LEVITT: Given what's happening in Syria, Hezbollah has more enemies right now than it has in the past. And frankly, its greatest enemy right now is not Israel, but the Sunni rebels.
(SOUNDBITE OF DRUMS)
RATH: Those are drums from the funeral held for Laqis. Mitchell Prothero, the reporter from McClatchy, went to that funeral.
PROTHERO: It was a very low-key funeral by comparable political assassination funerals in the Middle East. It was mainly his men, and obviously just about everybody in there was a flat-out member of Hezbollah or a family member of one. And there were very high-ranking Hezbollah officials, including top five members of the party. It was clear this wasn't just some kid who'd been fighting in Syria and killed.
RATH: With everything going on around it, I mean, the tensions with - longstanding tensions with Israel, the instability, the violence in Syria that spilled over the borders and even inside the country, the longstanding religious and political tensions, how uneasy does it feel right now in Lebanon?
PROTHERO: Lebanon's hit kind of an equilibrium of unease over the last year. Everybody is well aware that there's an ongoing conflict right next door that's very violent. It has dragged Lebanon into it politically. Parts of the country do see flashes of violence that originate from internal Lebanese tensions, but nobody doubts at this stage that they're not being inflamed by what's going on in Syria. It's really split the country sort of down the middle in a lot of ways.
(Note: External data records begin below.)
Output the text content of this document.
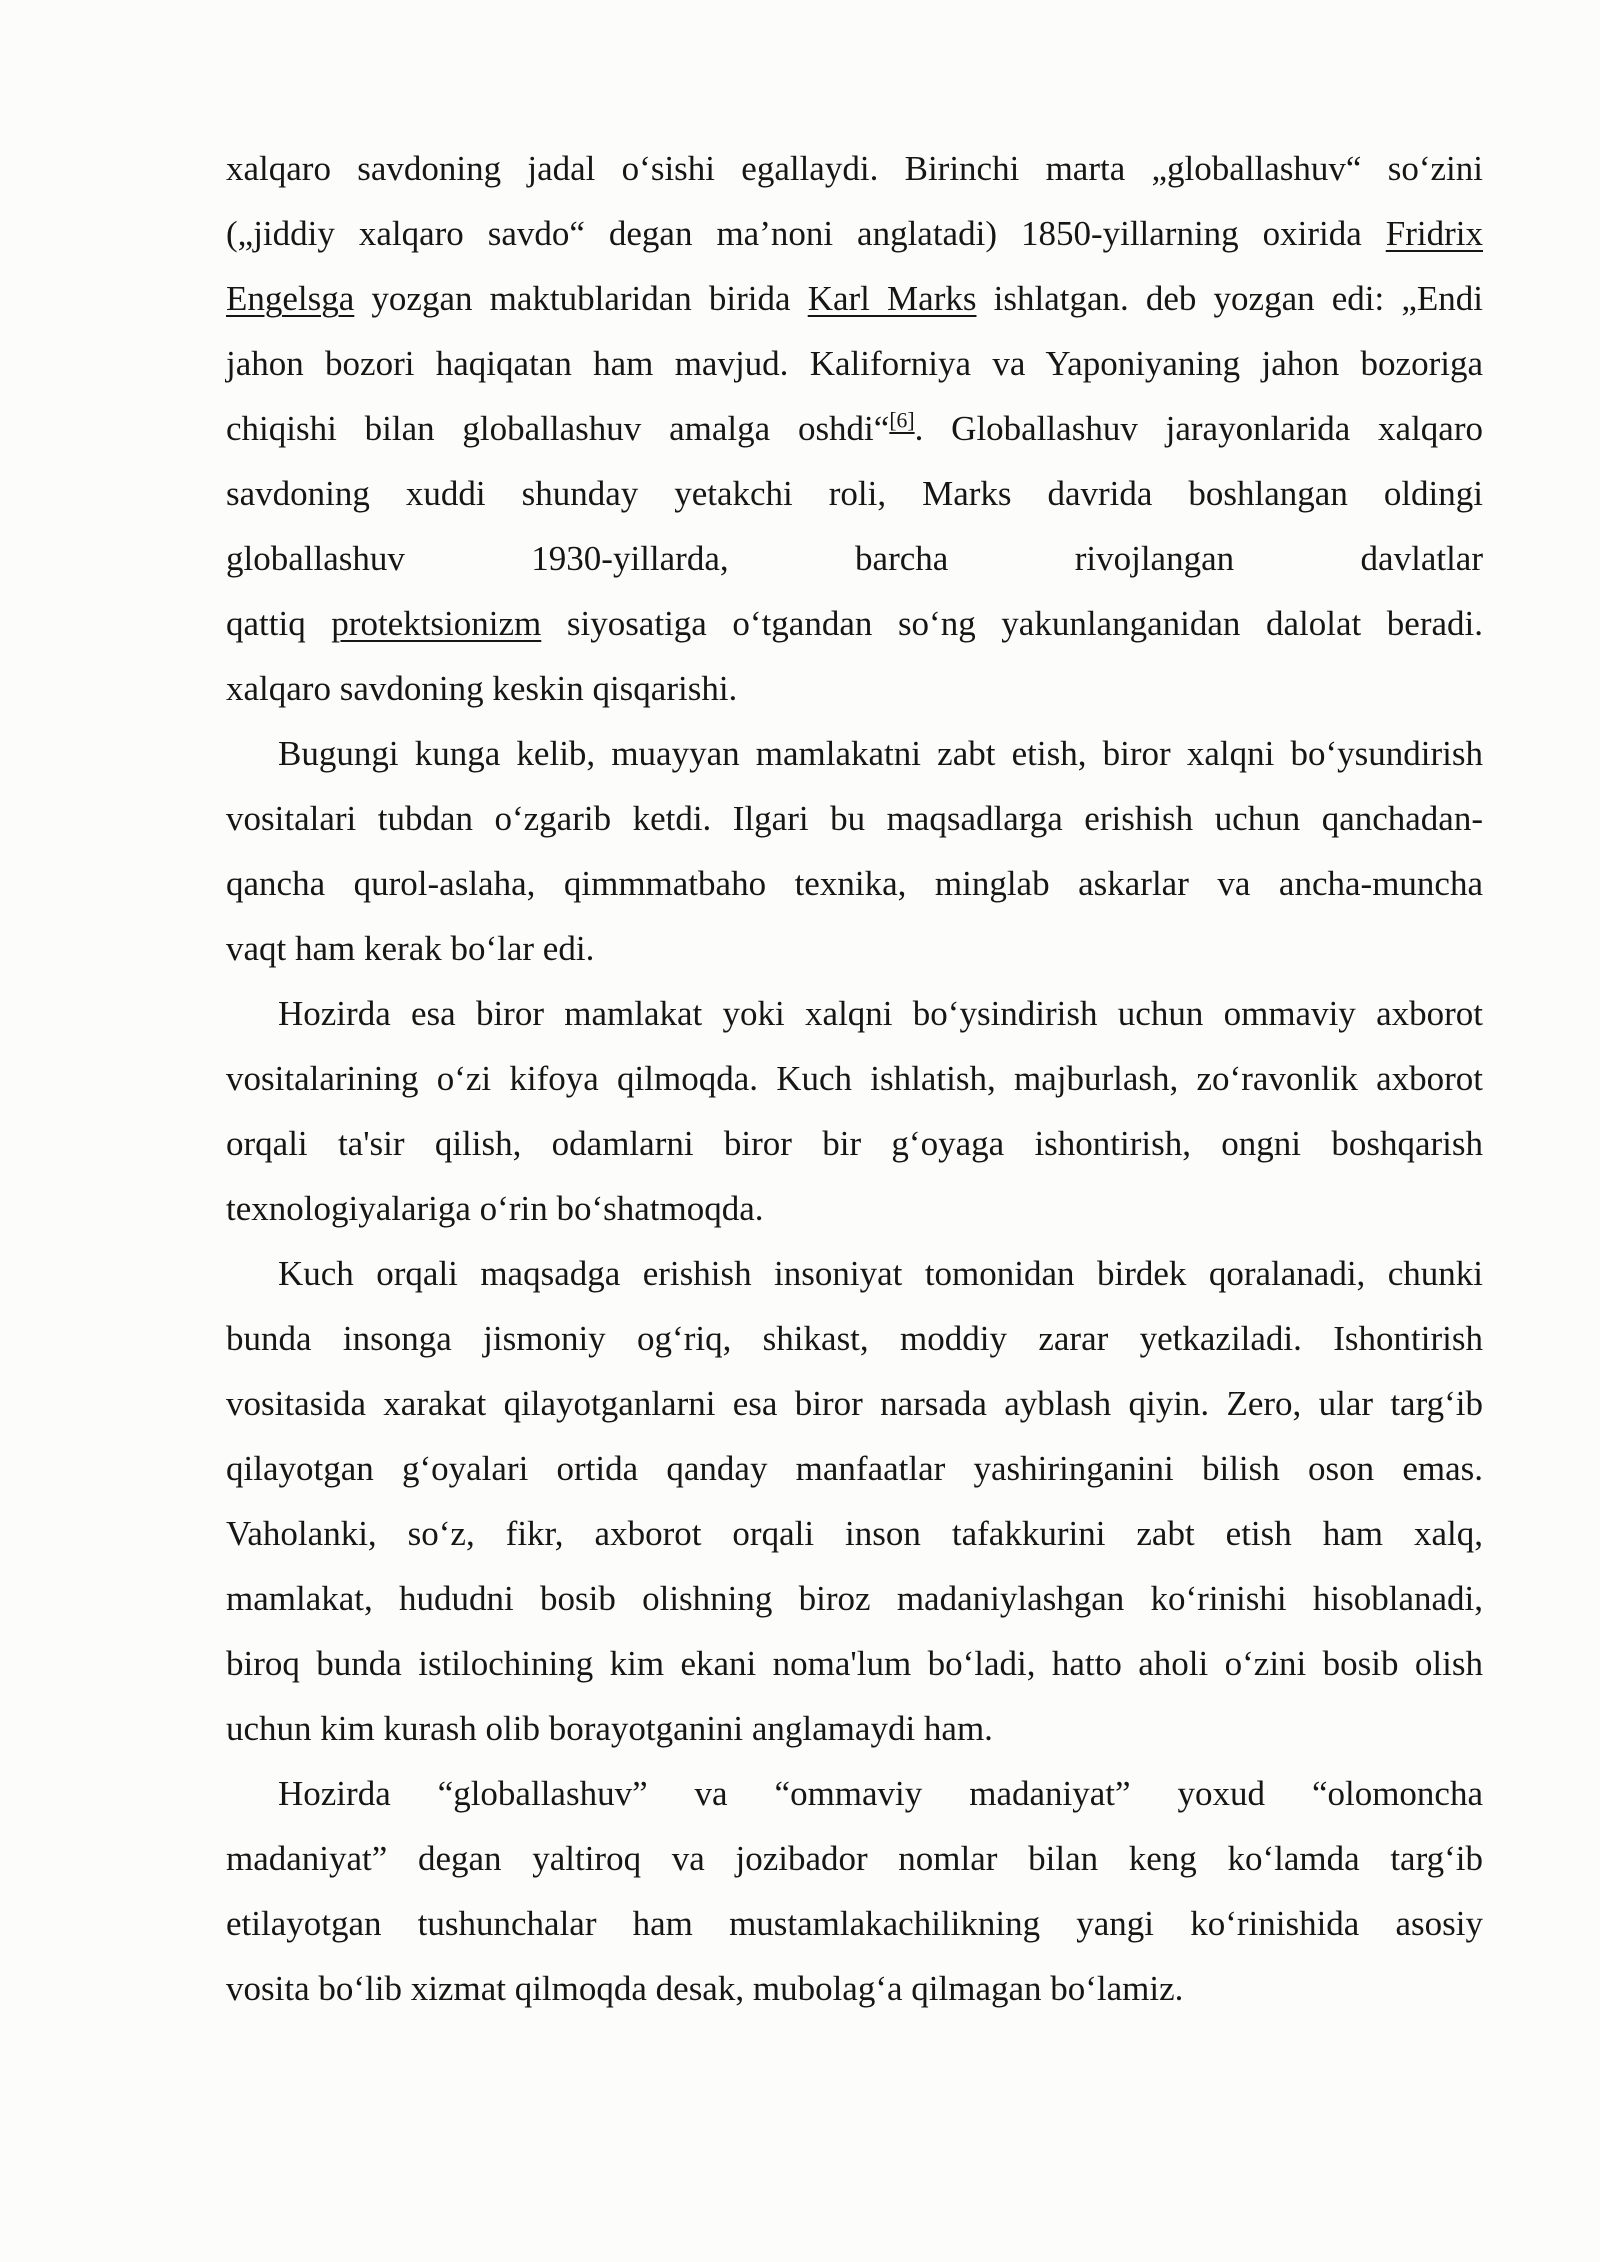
xalqaro savdoning jadal o‘sishi egallaydi. Birinchi marta „globallashuv“ so‘zini
(„jiddiy xalqaro savdo“ degan ma’noni anglatadi) 1850-yillarning oxirida Fridrix
Engelsga yozgan maktublaridan birida Karl Marks ishlatgan. deb yozgan edi: „Endi
jahon bozori haqiqatan ham mavjud. Kaliforniya va Yaponiyaning jahon bozoriga
chiqishi bilan globallashuv amalga oshdi“[6]. Globallashuv jarayonlarida xalqaro
savdoning xuddi shunday yetakchi roli, Marks davrida boshlangan oldingi
globallashuv 1930-yillarda, barcha rivojlangan davlatlar
qattiq protektsionizm siyosatiga o‘tgandan so‘ng yakunlanganidan dalolat beradi.
xalqaro savdoning keskin qisqarishi.
Bugungi kunga kelib, muayyan mamlakatni zabt etish, biror xalqni bo‘ysundirish
vositalari tubdan o‘zgarib ketdi. Ilgari bu maqsadlarga erishish uchun qanchadan-
qancha qurol-aslaha, qimmmatbaho texnika, minglab askarlar va ancha-muncha
vaqt ham kerak bo‘lar edi.
Hozirda esa biror mamlakat yoki xalqni bo‘ysindirish uchun ommaviy axborot
vositalarining o‘zi kifoya qilmoqda. Kuch ishlatish, majburlash, zo‘ravonlik axborot
orqali ta'sir qilish, odamlarni biror bir g‘oyaga ishontirish, ongni boshqarish
texnologiyalariga o‘rin bo‘shatmoqda.
Kuch orqali maqsadga erishish insoniyat tomonidan birdek qoralanadi, chunki
bunda insonga jismoniy og‘riq, shikast, moddiy zarar yetkaziladi. Ishontirish
vositasida xarakat qilayotganlarni esa biror narsada ayblash qiyin. Zero, ular targ‘ib
qilayotgan g‘oyalari ortida qanday manfaatlar yashiringanini bilish oson emas.
Vaholanki, so‘z, fikr, axborot orqali inson tafakkurini zabt etish ham xalq,
mamlakat, hududni bosib olishning biroz madaniylashgan ko‘rinishi hisoblanadi,
biroq bunda istilochining kim ekani noma'lum bo‘ladi, hatto aholi o‘zini bosib olish
uchun kim kurash olib borayotganini anglamaydi ham.
Hozirda “globallashuv” va “ommaviy madaniyat” yoxud “olomoncha
madaniyat” degan yaltiroq va jozibador nomlar bilan keng ko‘lamda targ‘ib
etilayotgan tushunchalar ham mustamlakachilikning yangi ko‘rinishida asosiy
vosita bo‘lib xizmat qilmoqda desak, mubolag‘a qilmagan bo‘lamiz.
So people walk around living their lives normally, but they're also sort of braced knowing that at any moment, something very bad could happen, which is sort of a standard Lebanese response. I mean, with the number of times that they've been invaded, the number of different situations that have occurred over the last 30, 35 years, it's become kind of a stock reaction by the population here.
RATH: There's no sign we'll have clarity anytime soon about who killed Hassan al-Laqis or how Hezbollah might retaliate. What is clear is that the battle lines involving Syria, Israel and Iran are getting messier every day.